You must first perboile your flesh + press it, + when it is pressed, season it with pepper and salt whilest it is hot, then lard it, make your paste of rie flower, it must be very thick, or else it wil not holde, when it is seasoned + larded, lay it in your pie, then cast on it before you close it, a good deale of cloves and Mace beaten small, and lay upon that a good deale of Butter, and so close it up: but you must leave a hole in the top of the lid, + when it hath stood two houres in the Oven, you must fill it as full of vinigar as you can, and then stop the hole as close as you can with paste, and then set it in the Oven again: your Oven must bee verie hot at the first, and then your pies will keep a great while: the longer you keepe them the better wil they be: and when ye have taken them out of the oven, and that they be almost cold, you must shake them betweene your hands, and set them into the Oven, be well ware that one pie touch not another by more than ones hand bredth: Remember also to let them stand in the Oven after the Vinigar be in, two houres and more.

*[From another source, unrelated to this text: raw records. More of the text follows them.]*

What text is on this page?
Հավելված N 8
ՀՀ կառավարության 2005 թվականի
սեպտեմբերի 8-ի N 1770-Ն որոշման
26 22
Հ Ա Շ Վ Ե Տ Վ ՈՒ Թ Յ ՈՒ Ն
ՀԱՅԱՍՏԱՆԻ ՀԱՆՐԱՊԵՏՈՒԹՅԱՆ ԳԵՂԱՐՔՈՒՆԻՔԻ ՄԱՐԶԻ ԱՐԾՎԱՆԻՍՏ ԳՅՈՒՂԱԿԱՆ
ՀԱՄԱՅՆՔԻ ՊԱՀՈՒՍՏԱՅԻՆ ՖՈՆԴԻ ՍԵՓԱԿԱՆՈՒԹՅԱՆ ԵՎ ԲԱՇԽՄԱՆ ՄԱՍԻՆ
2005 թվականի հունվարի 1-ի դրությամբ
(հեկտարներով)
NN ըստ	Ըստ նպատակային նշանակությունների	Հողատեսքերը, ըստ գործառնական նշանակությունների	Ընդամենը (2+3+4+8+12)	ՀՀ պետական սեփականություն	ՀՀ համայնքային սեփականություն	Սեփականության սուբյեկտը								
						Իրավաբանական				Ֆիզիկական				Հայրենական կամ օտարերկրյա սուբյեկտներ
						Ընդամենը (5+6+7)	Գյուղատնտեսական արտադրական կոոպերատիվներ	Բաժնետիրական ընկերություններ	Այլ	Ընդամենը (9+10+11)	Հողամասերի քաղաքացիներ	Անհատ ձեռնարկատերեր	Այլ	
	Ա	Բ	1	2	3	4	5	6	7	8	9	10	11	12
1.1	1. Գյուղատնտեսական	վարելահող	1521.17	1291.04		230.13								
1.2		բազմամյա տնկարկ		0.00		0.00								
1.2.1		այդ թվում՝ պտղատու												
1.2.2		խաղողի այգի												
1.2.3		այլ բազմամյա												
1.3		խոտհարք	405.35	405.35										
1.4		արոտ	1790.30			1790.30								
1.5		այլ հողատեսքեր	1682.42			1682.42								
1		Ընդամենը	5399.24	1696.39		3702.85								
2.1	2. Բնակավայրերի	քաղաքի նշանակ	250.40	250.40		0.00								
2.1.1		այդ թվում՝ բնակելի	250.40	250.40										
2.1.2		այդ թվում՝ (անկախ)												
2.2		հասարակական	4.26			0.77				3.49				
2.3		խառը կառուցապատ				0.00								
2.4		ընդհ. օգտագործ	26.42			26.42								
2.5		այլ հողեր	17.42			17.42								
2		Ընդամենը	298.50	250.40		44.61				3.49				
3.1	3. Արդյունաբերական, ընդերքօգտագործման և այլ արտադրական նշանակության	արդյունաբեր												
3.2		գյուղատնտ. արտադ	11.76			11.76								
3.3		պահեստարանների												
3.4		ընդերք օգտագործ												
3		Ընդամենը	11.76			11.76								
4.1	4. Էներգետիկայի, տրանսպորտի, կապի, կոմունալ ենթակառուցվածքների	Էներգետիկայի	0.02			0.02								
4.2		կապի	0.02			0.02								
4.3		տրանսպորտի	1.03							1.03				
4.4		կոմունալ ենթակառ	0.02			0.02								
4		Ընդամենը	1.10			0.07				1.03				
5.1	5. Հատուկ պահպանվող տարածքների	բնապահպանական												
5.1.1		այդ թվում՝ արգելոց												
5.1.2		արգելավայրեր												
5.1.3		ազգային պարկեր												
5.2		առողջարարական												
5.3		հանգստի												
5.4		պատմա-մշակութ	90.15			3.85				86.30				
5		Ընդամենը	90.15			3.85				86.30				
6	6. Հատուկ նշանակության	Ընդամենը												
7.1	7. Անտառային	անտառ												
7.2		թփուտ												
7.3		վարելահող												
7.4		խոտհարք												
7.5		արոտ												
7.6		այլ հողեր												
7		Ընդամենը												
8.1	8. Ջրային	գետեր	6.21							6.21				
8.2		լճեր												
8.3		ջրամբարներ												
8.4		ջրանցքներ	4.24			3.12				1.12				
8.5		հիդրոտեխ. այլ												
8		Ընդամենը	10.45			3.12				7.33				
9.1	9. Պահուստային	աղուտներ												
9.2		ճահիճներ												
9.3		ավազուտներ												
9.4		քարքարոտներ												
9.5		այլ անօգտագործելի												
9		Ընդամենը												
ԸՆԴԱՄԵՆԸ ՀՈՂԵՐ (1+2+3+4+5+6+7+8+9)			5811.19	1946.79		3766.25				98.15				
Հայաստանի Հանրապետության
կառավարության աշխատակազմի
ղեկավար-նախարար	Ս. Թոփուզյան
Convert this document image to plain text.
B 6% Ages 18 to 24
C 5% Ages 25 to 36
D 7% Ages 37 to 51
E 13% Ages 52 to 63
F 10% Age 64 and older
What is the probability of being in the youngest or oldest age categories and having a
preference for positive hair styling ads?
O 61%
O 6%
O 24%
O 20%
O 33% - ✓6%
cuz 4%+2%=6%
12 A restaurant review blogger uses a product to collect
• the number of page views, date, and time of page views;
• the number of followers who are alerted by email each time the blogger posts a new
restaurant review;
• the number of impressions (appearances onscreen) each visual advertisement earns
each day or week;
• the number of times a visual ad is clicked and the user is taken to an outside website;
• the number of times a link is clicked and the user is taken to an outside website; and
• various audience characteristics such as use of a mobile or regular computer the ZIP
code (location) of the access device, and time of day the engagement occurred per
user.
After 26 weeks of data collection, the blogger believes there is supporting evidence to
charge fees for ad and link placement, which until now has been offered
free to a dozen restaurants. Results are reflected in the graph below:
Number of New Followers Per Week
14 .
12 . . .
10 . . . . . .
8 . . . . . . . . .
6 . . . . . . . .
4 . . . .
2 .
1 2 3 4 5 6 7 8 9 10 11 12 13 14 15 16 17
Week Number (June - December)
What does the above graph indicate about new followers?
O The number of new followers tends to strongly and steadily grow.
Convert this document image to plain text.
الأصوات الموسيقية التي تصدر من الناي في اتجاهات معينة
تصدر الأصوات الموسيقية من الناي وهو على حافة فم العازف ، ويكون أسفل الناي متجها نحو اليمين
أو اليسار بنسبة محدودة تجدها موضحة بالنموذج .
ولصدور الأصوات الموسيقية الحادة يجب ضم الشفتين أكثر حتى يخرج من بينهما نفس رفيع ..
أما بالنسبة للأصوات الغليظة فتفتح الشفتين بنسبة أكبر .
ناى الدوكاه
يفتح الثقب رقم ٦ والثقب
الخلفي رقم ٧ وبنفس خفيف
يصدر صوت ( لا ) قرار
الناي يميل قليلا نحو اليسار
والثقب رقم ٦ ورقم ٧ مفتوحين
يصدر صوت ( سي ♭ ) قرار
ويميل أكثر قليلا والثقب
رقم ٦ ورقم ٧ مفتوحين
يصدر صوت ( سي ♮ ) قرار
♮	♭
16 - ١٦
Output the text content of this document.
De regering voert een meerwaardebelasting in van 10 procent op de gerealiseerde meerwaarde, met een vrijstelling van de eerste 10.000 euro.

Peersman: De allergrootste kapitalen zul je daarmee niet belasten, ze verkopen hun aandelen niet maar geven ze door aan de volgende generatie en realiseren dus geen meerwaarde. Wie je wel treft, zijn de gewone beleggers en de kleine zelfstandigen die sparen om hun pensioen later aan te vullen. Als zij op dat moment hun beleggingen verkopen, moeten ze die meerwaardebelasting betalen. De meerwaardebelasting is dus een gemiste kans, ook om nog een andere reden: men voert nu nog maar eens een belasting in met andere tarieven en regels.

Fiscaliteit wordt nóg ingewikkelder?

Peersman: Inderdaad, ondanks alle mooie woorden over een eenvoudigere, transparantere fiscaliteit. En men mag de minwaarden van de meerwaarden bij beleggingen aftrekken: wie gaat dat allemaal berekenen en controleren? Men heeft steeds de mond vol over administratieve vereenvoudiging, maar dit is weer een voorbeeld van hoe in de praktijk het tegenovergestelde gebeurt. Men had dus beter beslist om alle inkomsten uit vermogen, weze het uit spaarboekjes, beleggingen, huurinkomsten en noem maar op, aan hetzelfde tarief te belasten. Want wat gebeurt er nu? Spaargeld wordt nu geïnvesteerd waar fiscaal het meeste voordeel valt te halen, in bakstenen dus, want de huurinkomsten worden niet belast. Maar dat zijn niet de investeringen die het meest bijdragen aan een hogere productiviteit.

The common aspects of the recipes appear to be seasoned meat and fat, placed into a crust and baked, and vinegar poured in afterwards.  It's also interesting to note that both recipes instruct the cook to shake the pie, assumedly to distribute the vinegar.

This of course leads me to wonder how such a pie would taste, and just how safe (or unsafe) would it be to eat?  I'm tempted to make one and see if I can find a lab to test for bacterial levels after two weeks.